Cette expédition maritime s’inscrit dans un contexte de crise profonde à Cuba. Le convoi, organisé par l’initiative « Nuestra America », vise à apporter une assistance face aux restrictions imposées par les États-Unis. Depuis le mois de janvier, l’approvisionnement en pétrole étranger de l’île est quasiment à l’arrêt. Cette situation fait suite à une opération militaire américaine ciblant le président vénézuélien Nicolas Maduro, qui a eu pour conséquence de priver Cuba du soutien énergétique de son allié régional.

L’administration de Donald Trump a par la suite intensifié cette pression.

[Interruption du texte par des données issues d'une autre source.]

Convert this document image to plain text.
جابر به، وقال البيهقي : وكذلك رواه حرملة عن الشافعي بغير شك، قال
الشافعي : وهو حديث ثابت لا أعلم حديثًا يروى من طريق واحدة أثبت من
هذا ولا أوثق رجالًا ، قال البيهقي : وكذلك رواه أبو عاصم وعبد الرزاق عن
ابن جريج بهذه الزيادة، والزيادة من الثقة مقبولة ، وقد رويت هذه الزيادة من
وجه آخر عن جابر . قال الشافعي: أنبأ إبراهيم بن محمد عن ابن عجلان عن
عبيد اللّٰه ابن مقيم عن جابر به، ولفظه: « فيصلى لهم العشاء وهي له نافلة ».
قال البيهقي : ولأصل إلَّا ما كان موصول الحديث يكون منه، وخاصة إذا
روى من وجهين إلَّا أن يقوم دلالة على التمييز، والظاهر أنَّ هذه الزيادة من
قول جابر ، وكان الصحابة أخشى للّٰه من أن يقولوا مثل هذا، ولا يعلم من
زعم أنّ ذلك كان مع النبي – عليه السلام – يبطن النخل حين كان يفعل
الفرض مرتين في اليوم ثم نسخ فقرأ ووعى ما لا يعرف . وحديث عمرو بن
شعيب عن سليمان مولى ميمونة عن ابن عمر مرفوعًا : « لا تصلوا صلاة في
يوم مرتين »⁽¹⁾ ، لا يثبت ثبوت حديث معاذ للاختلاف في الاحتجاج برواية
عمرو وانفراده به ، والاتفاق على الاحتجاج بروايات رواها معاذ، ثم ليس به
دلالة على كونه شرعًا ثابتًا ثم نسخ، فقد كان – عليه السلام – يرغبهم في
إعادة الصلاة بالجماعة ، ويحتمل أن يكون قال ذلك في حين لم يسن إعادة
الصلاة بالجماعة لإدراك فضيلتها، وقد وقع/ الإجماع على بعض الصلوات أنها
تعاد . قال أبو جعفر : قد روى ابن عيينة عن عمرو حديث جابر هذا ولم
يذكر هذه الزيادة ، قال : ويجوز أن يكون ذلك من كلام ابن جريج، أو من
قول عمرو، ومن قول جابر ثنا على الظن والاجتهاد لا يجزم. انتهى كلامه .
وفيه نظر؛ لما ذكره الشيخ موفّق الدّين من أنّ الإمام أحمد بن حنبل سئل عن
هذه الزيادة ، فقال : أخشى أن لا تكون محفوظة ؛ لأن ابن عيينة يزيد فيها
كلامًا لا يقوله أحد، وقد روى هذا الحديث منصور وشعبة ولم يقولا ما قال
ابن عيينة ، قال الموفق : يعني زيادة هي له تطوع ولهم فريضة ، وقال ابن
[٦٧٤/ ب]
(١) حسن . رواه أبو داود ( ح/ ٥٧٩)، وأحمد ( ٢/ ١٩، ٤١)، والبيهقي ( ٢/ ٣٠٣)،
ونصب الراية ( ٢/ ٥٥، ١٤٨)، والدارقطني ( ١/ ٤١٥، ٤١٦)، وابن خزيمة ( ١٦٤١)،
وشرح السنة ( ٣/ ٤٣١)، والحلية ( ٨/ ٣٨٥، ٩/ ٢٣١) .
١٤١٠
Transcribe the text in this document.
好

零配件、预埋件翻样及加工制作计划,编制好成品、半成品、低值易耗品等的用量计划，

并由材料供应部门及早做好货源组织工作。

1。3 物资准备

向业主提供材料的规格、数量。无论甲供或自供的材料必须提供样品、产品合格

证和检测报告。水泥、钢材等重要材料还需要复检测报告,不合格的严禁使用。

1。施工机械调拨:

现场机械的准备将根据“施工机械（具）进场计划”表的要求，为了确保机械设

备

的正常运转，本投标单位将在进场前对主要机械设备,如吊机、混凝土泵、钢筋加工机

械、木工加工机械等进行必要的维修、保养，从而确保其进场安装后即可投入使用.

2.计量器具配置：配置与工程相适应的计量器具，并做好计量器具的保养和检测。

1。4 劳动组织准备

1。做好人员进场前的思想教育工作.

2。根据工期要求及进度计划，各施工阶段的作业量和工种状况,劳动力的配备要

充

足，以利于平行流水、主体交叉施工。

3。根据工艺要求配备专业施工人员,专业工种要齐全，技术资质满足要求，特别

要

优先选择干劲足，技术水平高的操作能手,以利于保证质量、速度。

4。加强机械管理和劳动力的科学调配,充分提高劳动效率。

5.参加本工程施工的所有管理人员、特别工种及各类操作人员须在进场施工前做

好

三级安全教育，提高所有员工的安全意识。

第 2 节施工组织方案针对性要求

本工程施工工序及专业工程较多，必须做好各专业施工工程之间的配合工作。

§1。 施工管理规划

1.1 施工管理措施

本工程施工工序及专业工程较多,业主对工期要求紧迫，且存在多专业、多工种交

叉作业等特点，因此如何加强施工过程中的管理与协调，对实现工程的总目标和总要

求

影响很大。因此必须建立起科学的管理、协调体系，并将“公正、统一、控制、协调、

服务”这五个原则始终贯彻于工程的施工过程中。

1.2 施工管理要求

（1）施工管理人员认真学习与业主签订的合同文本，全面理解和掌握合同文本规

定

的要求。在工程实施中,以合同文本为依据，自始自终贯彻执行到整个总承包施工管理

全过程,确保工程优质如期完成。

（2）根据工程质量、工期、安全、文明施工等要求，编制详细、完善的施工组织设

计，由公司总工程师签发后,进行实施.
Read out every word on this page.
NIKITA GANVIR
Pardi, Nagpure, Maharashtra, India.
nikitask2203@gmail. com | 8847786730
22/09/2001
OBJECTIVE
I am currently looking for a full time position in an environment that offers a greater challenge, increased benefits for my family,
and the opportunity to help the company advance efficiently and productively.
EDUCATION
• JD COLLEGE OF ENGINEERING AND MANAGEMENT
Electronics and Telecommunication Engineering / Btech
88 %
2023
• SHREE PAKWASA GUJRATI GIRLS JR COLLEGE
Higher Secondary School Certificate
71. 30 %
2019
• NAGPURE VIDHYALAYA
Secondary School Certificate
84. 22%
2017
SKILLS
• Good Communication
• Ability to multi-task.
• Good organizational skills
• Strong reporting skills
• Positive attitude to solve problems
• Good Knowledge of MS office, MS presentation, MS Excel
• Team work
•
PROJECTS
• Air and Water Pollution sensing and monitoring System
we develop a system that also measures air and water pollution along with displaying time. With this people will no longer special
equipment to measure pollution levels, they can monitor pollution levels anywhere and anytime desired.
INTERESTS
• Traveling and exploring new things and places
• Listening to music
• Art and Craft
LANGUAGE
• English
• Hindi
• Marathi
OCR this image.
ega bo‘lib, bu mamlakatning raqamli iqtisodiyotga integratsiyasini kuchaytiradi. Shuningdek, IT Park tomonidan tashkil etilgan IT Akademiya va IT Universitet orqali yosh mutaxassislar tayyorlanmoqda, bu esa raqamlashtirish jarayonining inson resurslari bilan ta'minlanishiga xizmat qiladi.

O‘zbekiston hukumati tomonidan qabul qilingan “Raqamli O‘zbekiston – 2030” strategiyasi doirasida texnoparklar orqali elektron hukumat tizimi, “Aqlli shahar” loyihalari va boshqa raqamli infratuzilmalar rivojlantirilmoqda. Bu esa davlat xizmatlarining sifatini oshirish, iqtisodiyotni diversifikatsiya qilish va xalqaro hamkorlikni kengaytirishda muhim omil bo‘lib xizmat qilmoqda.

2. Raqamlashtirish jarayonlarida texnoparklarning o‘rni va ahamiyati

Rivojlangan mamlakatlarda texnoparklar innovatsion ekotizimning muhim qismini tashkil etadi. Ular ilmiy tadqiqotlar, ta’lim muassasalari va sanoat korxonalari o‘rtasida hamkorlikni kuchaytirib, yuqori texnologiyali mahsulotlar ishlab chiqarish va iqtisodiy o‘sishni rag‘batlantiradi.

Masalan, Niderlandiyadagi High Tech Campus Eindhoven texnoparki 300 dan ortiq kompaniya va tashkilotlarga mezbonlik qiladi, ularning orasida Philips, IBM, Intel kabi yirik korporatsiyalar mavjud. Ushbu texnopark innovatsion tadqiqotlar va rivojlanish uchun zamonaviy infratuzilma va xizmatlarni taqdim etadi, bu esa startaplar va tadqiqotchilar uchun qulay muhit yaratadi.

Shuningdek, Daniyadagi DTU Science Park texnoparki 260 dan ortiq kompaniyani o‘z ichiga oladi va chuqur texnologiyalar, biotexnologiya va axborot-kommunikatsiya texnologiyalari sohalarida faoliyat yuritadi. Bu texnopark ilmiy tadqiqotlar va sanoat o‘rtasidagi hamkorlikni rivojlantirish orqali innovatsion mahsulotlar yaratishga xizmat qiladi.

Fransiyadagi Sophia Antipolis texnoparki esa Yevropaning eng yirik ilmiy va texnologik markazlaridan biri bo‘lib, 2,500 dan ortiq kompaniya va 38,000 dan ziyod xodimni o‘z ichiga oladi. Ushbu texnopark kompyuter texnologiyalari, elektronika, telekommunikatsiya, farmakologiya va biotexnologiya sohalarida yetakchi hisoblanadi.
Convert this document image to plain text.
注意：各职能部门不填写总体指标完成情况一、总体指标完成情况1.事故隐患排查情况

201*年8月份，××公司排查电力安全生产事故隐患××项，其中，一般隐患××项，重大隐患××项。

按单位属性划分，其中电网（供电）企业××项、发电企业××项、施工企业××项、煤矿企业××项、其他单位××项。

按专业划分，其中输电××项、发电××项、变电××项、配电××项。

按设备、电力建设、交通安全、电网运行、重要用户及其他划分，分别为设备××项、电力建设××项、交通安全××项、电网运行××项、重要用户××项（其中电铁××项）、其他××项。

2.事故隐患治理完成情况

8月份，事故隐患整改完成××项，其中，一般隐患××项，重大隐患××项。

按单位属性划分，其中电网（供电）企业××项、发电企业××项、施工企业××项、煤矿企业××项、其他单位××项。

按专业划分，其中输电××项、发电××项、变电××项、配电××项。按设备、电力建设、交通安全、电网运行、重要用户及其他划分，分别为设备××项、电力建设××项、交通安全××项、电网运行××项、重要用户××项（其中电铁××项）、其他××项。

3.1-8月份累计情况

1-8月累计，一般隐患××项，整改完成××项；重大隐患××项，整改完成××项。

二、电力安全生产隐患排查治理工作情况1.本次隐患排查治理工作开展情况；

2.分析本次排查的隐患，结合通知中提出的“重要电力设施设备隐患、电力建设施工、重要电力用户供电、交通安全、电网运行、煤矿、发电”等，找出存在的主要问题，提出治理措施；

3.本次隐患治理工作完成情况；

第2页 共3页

Le 29 janvier, l’ancien dirigeant américain a désigné Cuba comme une menace pour la sécurité nationale, promettant d’imposer des sanctions à tout pays fournissant du pétrole à l’île, directement ou indirectement. Une ligne diplomatique stricte réitérée vendredi par Marco Rubio, qui a ouvertement conditionné tout investissement à un changement de système politique à La Havane.

Les conséquences matérielles sur le terrain sont directes. Le réseau électrique cubain, fortement dépendant des énergies fossiles, subit des défaillances massives. L’île a connu sa deuxième panne généralisée en moins d’une semaine, suscitant l’alarme des professionnels de santé quant à la survie des patients en soins intensifs. L’ONU a d’ailleurs mis en garde contre un risque d’effondrement humanitaire.

Face à cette urgence, plusieurs pays ont intensifié leurs envois d’aide. Le Mexique, sous l’impulsion de la présidente Claudia Sheinbaum, a affrété des navires de ravitaillement. Un premier bateau du convoi « Nuestra America » est d’ailleurs arrivé à bon port mardi, livrant 14 tonnes de vivres et de médicaments ainsi que 73 panneaux solaires. Les organisateurs de l’expédition maintiennent leur confiance en la capacité des marins disparus, décrits comme des professionnels expérimentés et équipés de matériel de signalisation, à rejoindre La Havane sains et saufs.